I Can See Clearly Now the Fog Has Gone

Friday, 16 April 2010 01:02

My two cataract operations are over and the soreness in my eyes have just about disappeared. In that time I've learnt a lot, little of which I had expected to learn.

I had planned to spend the week before the first operation resting and practising my relaxation technique for the operation. On the Sunday evening at the beginning of that week I went into the kitchen, switched on the light, and found a rat on the worktop. I have lived in this ground floor flat for 14 years and have never seen as much as a mouse in it. The next twelve days I spent leaping out of bed early so I could be ready for for when Tony from Rentokil arrived, and on other days for when Manuel the builder arrived to repair what Tony had needed to demolish and to block of every place where a rat might squeeze through. The first four days of these twelve days I spent sharing my home with the rat and trying to outwit this cunning, devious and ingenious creature. When there were no more signs of the rat, Tony waited a week before deciding that the rat had finally died from the massive amount of bait it had eaten. By the time I got to hospital I was so glad to have a chance to lie down.

The operations were extraordinary. They were no more painful than any minor operation. There was some pain when the anaesthetic wore off, and each eye felt quite sore for some days, but there was no pain that an aspirin could not ameliorate. There was nothing to see during the operations except random sensations, but for me this was when the operation became really interesting.

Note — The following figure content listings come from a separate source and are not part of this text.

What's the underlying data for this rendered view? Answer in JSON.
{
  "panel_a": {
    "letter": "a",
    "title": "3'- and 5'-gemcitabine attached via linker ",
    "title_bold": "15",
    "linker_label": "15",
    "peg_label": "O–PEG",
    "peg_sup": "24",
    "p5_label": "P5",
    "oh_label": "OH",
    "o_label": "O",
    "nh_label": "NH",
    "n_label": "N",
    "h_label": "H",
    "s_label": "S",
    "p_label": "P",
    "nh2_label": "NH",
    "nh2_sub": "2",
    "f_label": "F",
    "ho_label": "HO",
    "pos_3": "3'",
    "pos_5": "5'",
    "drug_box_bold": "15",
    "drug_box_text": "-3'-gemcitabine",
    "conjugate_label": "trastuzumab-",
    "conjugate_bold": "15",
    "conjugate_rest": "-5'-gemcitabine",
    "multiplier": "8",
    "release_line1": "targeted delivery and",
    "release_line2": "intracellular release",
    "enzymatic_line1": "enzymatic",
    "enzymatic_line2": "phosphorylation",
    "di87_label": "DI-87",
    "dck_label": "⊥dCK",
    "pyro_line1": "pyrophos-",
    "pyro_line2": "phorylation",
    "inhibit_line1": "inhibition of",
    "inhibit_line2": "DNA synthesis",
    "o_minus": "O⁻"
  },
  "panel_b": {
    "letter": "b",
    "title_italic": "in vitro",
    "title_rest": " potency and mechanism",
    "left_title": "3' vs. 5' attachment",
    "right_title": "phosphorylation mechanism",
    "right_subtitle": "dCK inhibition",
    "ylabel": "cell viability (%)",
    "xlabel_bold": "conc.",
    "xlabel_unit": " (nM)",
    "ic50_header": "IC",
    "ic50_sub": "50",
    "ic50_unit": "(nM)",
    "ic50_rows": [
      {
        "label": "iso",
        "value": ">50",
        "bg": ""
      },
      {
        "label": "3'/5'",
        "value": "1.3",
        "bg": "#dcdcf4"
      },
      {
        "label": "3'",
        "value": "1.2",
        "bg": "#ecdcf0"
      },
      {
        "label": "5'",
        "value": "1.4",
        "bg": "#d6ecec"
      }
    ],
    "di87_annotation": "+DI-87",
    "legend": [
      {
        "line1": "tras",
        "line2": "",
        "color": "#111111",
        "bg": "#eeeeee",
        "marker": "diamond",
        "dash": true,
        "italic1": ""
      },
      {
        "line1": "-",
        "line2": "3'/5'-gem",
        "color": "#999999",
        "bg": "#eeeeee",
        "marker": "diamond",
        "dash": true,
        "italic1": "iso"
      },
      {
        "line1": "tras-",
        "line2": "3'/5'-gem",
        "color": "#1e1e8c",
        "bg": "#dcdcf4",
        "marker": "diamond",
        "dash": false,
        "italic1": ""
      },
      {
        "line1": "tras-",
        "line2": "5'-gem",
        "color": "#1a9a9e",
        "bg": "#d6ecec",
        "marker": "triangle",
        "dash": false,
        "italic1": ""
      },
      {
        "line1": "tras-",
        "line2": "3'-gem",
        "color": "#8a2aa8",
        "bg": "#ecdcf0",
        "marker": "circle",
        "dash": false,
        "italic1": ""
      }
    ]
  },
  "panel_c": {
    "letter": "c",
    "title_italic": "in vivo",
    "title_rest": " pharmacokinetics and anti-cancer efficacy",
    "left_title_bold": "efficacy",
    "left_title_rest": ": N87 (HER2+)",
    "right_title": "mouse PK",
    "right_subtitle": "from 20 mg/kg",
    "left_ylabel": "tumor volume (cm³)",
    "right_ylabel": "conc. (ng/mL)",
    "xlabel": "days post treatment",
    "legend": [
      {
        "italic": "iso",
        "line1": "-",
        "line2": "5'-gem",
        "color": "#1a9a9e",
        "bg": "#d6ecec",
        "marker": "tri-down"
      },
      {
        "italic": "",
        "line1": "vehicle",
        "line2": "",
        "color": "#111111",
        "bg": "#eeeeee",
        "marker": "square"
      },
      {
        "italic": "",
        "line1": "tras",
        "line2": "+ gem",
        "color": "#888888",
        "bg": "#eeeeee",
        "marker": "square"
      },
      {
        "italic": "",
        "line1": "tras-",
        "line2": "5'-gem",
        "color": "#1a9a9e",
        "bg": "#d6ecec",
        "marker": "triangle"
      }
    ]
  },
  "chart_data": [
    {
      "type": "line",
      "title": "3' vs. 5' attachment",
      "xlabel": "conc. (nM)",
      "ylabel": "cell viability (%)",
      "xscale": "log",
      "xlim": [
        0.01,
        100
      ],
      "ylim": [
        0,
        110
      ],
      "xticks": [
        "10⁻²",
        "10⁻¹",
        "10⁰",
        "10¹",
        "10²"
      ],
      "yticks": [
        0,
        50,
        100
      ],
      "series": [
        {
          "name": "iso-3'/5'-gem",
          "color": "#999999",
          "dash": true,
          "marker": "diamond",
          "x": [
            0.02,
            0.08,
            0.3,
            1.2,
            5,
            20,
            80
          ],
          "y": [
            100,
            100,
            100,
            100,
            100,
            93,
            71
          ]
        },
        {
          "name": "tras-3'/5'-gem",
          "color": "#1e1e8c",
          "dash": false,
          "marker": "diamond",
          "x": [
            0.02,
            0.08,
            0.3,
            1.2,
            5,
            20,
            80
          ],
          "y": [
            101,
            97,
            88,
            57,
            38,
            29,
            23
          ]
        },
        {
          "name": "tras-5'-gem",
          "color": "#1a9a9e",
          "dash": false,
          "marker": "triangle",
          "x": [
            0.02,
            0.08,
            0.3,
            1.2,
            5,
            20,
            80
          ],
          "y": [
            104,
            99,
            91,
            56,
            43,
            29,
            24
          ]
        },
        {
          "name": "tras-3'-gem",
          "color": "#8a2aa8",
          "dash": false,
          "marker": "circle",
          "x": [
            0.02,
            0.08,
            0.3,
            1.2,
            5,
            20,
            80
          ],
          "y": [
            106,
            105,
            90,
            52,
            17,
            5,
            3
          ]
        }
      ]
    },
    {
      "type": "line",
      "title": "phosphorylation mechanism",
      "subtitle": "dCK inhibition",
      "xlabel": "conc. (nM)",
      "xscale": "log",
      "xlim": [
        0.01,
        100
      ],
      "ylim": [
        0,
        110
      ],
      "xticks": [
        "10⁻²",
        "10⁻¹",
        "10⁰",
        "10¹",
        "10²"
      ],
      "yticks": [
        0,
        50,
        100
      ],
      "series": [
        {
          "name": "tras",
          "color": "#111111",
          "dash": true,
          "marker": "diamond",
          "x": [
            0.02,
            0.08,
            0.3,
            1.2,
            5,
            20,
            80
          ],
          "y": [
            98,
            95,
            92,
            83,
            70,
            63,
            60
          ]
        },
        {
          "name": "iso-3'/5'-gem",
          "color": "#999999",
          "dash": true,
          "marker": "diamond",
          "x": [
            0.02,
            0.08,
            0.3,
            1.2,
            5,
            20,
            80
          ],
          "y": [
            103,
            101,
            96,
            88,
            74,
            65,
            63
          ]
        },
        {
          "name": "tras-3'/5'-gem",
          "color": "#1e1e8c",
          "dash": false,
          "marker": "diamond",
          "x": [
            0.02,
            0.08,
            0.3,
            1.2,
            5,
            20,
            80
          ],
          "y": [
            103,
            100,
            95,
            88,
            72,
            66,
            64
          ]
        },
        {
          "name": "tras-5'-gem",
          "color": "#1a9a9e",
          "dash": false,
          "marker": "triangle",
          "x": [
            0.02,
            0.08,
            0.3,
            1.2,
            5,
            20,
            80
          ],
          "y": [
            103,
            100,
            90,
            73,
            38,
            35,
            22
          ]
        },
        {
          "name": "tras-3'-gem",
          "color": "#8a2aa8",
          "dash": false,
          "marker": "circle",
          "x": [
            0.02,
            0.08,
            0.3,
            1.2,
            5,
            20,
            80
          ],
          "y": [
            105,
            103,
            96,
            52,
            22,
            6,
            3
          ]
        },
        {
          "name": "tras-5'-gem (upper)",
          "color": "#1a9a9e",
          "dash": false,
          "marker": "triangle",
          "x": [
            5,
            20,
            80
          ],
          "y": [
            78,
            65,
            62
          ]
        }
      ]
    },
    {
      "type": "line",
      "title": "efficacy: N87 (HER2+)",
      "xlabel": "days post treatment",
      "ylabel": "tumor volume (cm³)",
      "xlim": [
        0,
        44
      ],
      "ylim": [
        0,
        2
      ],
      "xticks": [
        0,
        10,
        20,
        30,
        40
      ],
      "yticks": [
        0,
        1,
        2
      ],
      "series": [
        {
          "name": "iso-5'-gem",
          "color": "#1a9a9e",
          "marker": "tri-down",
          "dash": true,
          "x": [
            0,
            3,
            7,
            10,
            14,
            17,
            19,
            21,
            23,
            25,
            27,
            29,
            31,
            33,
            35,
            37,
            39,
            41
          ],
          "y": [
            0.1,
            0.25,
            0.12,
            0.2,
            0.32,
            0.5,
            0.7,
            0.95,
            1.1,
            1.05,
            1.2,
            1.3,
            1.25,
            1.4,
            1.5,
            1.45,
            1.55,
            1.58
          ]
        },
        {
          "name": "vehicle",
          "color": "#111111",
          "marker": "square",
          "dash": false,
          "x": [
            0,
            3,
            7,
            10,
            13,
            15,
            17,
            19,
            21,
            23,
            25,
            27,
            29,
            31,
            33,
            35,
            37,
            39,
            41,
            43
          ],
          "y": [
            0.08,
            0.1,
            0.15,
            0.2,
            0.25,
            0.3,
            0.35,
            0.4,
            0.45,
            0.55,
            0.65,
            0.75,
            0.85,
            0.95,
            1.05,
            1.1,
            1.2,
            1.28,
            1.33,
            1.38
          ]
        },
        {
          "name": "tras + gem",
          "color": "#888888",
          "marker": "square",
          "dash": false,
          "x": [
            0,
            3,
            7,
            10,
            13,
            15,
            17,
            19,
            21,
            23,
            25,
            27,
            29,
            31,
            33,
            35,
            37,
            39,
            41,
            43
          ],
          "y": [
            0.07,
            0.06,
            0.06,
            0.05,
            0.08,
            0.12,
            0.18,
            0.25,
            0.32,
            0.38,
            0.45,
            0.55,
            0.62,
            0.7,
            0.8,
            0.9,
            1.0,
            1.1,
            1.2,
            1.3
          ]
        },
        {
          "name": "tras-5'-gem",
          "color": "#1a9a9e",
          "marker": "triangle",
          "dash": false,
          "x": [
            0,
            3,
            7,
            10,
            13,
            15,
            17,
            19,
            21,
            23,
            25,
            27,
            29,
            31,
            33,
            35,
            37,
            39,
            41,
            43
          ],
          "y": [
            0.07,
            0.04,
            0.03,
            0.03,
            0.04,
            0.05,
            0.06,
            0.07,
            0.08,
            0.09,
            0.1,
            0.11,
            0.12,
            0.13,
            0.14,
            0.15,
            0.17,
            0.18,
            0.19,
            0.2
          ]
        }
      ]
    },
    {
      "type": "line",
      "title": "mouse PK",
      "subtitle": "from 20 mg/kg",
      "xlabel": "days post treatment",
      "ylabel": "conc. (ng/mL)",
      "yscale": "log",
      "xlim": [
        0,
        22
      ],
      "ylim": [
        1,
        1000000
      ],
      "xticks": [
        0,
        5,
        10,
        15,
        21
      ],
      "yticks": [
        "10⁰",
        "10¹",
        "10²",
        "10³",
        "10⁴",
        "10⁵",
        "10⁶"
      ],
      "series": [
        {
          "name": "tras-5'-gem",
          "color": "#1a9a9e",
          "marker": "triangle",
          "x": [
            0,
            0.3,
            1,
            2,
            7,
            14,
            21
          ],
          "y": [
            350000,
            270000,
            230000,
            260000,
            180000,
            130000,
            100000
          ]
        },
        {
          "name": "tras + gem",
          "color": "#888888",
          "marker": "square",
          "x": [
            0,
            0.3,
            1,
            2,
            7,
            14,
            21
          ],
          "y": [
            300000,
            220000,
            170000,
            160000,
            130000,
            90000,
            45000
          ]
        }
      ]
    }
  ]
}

For many years now I have been explaining that the way our brain operates means that we cannot see reality directly but only the interpretations and meanings that our brain creates out of our past experience. The consequence of this is that we each live in our own world of meaning. The first operation was on my left eye, so I knew that all I could experience was random, unstructured sensations as the lens in the eye was removed and replaced with a plastic one. Meanwhile, all the my right eye could see was a shifting pattern of diffuse blue light and white light created by the blue sheet covering my face and the lights over the operating table. Yet that was not what I perceived. My brain was busy turning these random sensations into meaningful images that I could describe in words. The sensation on my left became a set of horizontal concentric circles like the circles made by Saturn's moons that Professor Brian Cox had talked about in his recent television series. On my right the blue and the white splodges were transformed into a bright blue sky with small fluffy clouds, such as can often be seen in summer in Australia, except that my picture of sky and clouds was set in a rectangular rococo frame.

The second operation taught me something I thought I already knew very well.

If there is one thing that psychologists have proved many times over in many different settings is that we learn far more quickly when we are rewarded for right or nearly right responses than when we are punished for wrong responses. (What we learn from punishment is fear, often followed by rage and the desire for revenge). Psychologists call such rewards 'positive reinforcement'. Young mothers used to be taught that rewarding children spoilt them, and that naughtiness should be dealt with by a hard slap or two. Today young mothers are taught to reward their small children with an almost continuous stream of 'good girl', 'good boy', 'you did that very nicely' and so on. Often now they praise their child for doing what the child had already begun to do, having apparently decided to do just this. Perhaps the child is sitting quietly and the mother notices and praises him for sitting quietly. Most mothers master the technique of positive reinforcement very quickly because they soon see how well it works. In other settings the success of positive reinforcement are not so readily apparent, so many people, especially in certain professions, not to use it. All my experiences of having an operation were where the surgeon treated the patient as an insensate log over which he and his team conducted their conversations. There is nothing lonelier than being the log in such an operation. Now I discovered that this was not what my consultant did. He and his team explained to me what they were doing just before they did it. Moreover, as the operation proceeded, my consultant praised his team for each well-practised movement that was carried out. He included me in this praise.

At about the middle of the second operation, when I judged that my old lens had been removed and the new one was about to be put in, my consultant praised me for lying still. To move at that point in the operation would be the height of stupidity, yet at that moment I did not interpret this praise in this way. Rather I felt a warmth arise from the centre of my being and I was immensely comforted. Thus, I guess, there are times when a small child pays no heed to his mother's rewarding words, and other times when when her praise pierces the shell of the world of meaning in which he lives and assures him that, while he enjoys the privacy of his own world, it is possible to contact others and be contacted by them, and be comforted and strengthened by the touch of a hand or a few simple words.

These past four weeks have not been easy but, apart from the rat, well worthwhile. In a follow-up meeting with my consultant my eyes were tested and I was told that I had 20/20 vision but need reading glasses for small print. I can certainly see the world more clearly now.